Brain-derived neurotrophic factor in the ventrolateral orbital cortex regulates spared nerve injury-induced neuropathic pain and related emotional disorders in mice.

Patients with neuropathic pain frequently experience comorbidity with anxiety and depression and lack of effective treatment. The ventrolateral orbital cortex (VLO) plays a pivotal role in regulating neuropathic pain, anxiety, and depression.
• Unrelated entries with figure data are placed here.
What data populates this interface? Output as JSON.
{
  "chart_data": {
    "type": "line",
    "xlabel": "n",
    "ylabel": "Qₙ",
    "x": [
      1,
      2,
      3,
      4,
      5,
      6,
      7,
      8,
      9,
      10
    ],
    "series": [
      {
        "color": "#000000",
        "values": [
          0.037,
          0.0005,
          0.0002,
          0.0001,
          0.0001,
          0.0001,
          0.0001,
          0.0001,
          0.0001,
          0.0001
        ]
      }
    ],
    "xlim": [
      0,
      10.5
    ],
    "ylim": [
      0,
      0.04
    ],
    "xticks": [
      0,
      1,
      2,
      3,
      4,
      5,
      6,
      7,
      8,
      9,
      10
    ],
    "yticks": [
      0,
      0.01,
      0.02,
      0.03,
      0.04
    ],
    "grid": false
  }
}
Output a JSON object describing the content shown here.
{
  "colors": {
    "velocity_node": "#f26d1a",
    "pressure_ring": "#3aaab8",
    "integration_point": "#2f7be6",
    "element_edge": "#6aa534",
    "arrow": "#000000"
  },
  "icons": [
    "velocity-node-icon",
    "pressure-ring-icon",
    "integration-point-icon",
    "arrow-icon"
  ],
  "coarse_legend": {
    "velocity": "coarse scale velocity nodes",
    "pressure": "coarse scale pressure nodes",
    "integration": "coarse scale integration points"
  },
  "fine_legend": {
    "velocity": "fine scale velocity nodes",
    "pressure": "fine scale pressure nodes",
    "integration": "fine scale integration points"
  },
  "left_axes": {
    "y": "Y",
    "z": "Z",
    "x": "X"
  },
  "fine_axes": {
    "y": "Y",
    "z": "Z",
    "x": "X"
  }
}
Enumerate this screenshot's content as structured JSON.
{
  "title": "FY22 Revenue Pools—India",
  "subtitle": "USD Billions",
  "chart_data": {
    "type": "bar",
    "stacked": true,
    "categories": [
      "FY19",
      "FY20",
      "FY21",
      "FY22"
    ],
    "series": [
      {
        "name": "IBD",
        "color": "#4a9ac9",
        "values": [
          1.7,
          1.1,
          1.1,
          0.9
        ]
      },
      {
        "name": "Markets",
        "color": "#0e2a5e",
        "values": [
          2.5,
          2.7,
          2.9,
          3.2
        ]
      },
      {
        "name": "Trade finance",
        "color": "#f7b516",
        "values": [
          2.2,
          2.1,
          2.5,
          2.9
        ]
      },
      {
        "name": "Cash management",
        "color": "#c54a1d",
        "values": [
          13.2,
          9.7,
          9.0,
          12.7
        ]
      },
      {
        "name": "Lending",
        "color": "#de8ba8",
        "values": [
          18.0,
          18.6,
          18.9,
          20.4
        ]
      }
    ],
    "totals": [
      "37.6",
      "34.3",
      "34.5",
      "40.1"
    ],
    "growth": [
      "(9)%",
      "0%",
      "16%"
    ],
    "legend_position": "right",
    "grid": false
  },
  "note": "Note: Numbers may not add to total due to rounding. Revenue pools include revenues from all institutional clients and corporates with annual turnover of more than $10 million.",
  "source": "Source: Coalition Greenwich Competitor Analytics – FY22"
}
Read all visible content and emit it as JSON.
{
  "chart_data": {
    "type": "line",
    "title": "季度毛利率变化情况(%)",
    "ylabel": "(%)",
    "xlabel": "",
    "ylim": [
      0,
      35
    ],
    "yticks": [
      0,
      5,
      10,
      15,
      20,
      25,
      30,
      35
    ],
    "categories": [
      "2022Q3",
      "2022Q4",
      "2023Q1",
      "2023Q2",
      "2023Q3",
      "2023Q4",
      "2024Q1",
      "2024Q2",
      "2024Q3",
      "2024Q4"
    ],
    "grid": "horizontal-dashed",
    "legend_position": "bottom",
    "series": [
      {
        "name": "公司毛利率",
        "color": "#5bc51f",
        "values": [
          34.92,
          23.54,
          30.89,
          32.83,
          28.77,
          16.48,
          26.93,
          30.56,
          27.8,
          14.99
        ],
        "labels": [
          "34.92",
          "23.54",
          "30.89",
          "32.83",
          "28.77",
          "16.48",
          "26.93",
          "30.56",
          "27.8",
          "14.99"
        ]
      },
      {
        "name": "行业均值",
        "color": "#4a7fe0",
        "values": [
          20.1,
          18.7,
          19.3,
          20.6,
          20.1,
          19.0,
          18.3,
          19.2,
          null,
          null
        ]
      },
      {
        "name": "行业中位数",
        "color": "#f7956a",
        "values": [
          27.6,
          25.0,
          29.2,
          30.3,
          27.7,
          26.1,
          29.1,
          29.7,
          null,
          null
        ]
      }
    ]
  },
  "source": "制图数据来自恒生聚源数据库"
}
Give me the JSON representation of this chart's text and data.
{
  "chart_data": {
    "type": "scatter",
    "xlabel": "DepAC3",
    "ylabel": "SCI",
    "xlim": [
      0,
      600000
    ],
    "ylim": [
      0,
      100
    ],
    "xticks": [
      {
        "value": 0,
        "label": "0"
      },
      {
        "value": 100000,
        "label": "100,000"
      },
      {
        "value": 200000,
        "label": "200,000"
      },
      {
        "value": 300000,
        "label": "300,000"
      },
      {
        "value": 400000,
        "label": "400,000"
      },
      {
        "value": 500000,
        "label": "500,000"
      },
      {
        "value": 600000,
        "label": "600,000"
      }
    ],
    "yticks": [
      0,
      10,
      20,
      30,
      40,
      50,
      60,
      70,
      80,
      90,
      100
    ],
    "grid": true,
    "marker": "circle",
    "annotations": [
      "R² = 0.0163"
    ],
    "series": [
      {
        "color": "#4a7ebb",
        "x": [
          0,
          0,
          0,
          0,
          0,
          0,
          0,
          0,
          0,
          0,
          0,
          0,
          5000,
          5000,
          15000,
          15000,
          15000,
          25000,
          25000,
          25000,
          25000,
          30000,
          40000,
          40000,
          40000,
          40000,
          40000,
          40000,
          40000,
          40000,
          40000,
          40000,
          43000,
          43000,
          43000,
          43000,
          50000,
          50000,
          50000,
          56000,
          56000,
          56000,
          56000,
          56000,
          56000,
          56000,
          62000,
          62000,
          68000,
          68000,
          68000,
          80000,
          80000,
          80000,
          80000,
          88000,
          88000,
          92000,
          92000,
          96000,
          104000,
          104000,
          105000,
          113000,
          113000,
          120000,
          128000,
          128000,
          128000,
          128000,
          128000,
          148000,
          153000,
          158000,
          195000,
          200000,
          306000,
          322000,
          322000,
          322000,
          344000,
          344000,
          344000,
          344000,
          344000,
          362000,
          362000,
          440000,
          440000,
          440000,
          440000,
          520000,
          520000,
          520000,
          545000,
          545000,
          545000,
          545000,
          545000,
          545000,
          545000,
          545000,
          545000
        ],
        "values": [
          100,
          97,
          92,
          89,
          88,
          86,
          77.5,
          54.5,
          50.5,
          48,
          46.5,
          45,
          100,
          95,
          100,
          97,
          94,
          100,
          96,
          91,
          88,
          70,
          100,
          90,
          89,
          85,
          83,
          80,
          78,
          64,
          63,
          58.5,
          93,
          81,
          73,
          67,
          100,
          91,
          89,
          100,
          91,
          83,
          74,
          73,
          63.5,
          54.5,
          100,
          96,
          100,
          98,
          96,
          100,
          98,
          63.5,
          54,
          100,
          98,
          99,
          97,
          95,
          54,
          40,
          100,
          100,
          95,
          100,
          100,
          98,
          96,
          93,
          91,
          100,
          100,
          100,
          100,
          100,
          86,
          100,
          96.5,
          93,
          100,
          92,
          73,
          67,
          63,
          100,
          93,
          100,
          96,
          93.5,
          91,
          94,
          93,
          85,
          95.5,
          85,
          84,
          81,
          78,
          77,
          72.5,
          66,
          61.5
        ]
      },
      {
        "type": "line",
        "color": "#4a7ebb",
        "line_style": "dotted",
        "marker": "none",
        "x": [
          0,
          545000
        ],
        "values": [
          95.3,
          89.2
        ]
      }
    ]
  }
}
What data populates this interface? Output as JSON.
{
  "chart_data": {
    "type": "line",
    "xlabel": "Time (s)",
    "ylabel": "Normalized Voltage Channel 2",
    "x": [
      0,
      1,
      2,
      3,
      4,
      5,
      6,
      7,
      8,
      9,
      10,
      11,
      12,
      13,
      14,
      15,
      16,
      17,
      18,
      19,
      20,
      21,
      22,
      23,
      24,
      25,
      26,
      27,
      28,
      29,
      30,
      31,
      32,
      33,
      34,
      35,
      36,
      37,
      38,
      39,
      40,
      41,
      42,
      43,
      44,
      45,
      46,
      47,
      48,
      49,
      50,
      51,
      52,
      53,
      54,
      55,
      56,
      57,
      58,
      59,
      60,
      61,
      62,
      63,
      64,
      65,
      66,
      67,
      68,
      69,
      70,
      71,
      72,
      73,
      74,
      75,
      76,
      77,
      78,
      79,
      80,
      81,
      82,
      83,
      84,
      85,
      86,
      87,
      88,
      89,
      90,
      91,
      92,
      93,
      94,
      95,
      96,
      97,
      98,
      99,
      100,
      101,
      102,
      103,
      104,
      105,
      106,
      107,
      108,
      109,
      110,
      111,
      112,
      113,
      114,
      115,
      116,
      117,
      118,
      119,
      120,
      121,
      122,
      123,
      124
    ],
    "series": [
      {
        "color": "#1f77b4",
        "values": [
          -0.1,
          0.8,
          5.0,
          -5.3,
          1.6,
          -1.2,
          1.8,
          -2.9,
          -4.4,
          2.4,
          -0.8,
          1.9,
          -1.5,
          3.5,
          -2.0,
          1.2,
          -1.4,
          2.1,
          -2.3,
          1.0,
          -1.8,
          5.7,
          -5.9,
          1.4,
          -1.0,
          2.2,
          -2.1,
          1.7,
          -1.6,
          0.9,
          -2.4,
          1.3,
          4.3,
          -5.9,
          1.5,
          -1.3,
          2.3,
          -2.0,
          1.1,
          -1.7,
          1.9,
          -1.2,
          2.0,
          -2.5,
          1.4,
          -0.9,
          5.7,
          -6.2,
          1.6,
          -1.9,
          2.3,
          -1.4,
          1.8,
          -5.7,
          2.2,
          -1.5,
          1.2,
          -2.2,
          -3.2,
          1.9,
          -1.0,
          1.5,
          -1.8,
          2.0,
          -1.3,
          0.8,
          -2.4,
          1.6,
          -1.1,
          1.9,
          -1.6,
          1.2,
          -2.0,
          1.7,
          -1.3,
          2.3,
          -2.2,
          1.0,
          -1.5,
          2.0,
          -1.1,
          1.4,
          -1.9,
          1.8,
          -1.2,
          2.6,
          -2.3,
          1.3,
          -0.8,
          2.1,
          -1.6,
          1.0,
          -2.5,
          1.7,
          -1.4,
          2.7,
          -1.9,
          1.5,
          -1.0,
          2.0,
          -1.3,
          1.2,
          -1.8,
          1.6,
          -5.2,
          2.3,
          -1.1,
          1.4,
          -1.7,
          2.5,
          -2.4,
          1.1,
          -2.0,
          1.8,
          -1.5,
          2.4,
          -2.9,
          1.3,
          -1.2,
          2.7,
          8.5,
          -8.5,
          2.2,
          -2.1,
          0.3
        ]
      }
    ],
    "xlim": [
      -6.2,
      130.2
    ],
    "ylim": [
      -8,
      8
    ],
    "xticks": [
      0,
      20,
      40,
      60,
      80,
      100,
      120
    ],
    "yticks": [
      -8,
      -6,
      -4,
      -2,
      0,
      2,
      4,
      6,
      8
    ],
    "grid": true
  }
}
Brain-derived neurotrophic factor (BDNF), abundant in the central nervous system, has increasingly been reported to play a crucial role in modulating pain, anxiety, and depression through the tyrosine kinase receptor B (TrkB). However, the role of BDNF within the VLO in the context of neuropathic pain comorbid with emotional disorders and its underlying mechanisms remains unclear. Utilizing a model of spared nerve injury (SNI) in male C57BL/6J mice, we observed a significant reduction in BDNF expression in the VLO among mice experiencing neuropathic pain coupled with anxiety-like and depression-like behaviors. Microinjection of exogenous BDNF into the VLO alleviated allodynia, anxiety-like and depression-like behaviors in SNI mice. These effects were abolished by pre-microinjection of the TrkB antagonist ANA-12. Conversely, knocking down BDNF in the VLO of naive mice induced pain hypersensitivity along with anxiety-like and depression-like behaviors. Furthermore, overexpressing BDNF specifically in glutamatergic neurons of the VLO in SNI mice mitigated neuropathic pain and its associated emotional disturbances, but these beneficial effects were completely reversed by chemogenetic inhibition of glutamatergic neurons in the VLO. Additionally, our findings suggested the potential involvement of the BDNF-TrkB-ERK1/2-CREB signaling pathway in this process. In summary, our research highlights that BDNF alleviated the comorbidity of neuropathic pain and emotional disorders via the activation of glutamatergic neurons and the TrkB-ERK1/2-CREB signaling pathway in the VLO.